Disclaimer : Los personajes de Magi no me pertenecen , sino a Shinobu Ohtaka .

Alert: Universo Alterno

N/A: ¿Creyeron que me bastó con escribir un drabble sobre esta pareja? Pues están muy equivocados * se ríe de forma macabra *


Con el cuerpo entumecido —debido al frío que hacía— avanzaba a través de las estrechas calles. Sus brazos se encontraban cruzados para mantener el calor, sus dientes castañeaban y su cuerpo entero tiritaba. En esos momentos se arrepentía de no ser poco precavida y no haberse traído un chaquetón o, incluso, una bufanda.

—¡Morgiana!—al oír que la llamaban se dio la vuelta, encontrándose a cierto rubio de ojos color miel corriendo hacia ella. —Ohayo, Morgiana.—la saludó el joven.

—Ohayo, Alibaba-san.—le devolvió el gesto, renovando la caminata en el proceso.

—Es raro verte por aquí a estas horas, ¿ocurrió algo?—preguntó, preocupado.
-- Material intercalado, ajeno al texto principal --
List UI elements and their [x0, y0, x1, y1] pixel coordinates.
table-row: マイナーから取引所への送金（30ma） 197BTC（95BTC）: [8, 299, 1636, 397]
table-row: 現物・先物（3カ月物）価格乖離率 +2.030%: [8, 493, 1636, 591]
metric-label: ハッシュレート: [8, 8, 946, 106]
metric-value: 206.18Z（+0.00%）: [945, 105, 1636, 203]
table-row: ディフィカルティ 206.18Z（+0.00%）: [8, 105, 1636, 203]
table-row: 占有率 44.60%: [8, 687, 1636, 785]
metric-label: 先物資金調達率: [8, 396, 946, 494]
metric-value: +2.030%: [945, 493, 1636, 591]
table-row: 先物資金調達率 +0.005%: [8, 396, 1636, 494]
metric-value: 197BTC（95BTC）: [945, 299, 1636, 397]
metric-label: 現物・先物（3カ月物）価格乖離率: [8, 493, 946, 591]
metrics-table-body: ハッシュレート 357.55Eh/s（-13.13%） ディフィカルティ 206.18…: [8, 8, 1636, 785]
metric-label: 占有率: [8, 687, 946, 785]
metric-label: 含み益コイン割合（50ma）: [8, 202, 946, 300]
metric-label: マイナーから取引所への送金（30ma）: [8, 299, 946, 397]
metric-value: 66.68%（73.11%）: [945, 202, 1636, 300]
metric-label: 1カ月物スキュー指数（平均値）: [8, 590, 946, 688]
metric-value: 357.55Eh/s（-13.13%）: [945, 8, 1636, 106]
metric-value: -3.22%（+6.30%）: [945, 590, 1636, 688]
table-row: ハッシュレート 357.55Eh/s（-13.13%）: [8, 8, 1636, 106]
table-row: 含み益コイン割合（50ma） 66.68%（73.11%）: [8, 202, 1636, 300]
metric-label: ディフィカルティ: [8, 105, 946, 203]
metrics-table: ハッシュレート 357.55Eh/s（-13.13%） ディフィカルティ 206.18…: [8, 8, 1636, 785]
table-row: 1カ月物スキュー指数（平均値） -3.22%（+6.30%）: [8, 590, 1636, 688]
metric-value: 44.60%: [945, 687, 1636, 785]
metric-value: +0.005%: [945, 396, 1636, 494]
Morgiana negó con la cabeza.—Ie, los padres de Aladdin tuvieron que asistir a una reunión y me pidieron que lo cuidara por unas horas.

—Te avisaron a última hora, ¿cierto?—Morgiana abrió la boca sorprendida, ¿cómo lo supo?

—¿Cómo...

—Eres una persona muy atenta— contestó el chico —así que dudo que se te olvidara cogerte un abrigo si ibas con tiempo.—la pelirroja se sonrojó, aunque le costara admitirlo había dado en el clavo. Debido a que los padres de Aladdin estaban muy ocupados se les olvidó informarle de su reunión con antelación.

Alibaba sonrió al ver los gestos que la chica estaba haciendo al verse descubierta y, aprovechando que estaba despistada, se acercó a ella.

Morgiana que aún estaba perdida en sus pensamientos, se sobresaltó al sentir algo alrededor de su cuello. Bajo la mirada y se encontró con una bufanda alrededor de este. Dirigió su mirada al rubio y este solo se encogió de hombros, divertido.

—Tu casa está más lejos que la mía.—se limitó a responder, antes de desaparecer de su vista.

La chica pelirroja solo rodó los ojos, mientras un pequeño rubor se apoderaba de sus mejillas.—Idiota— susurró al aire, después de todo la casa de él estaba más lejos que la suya.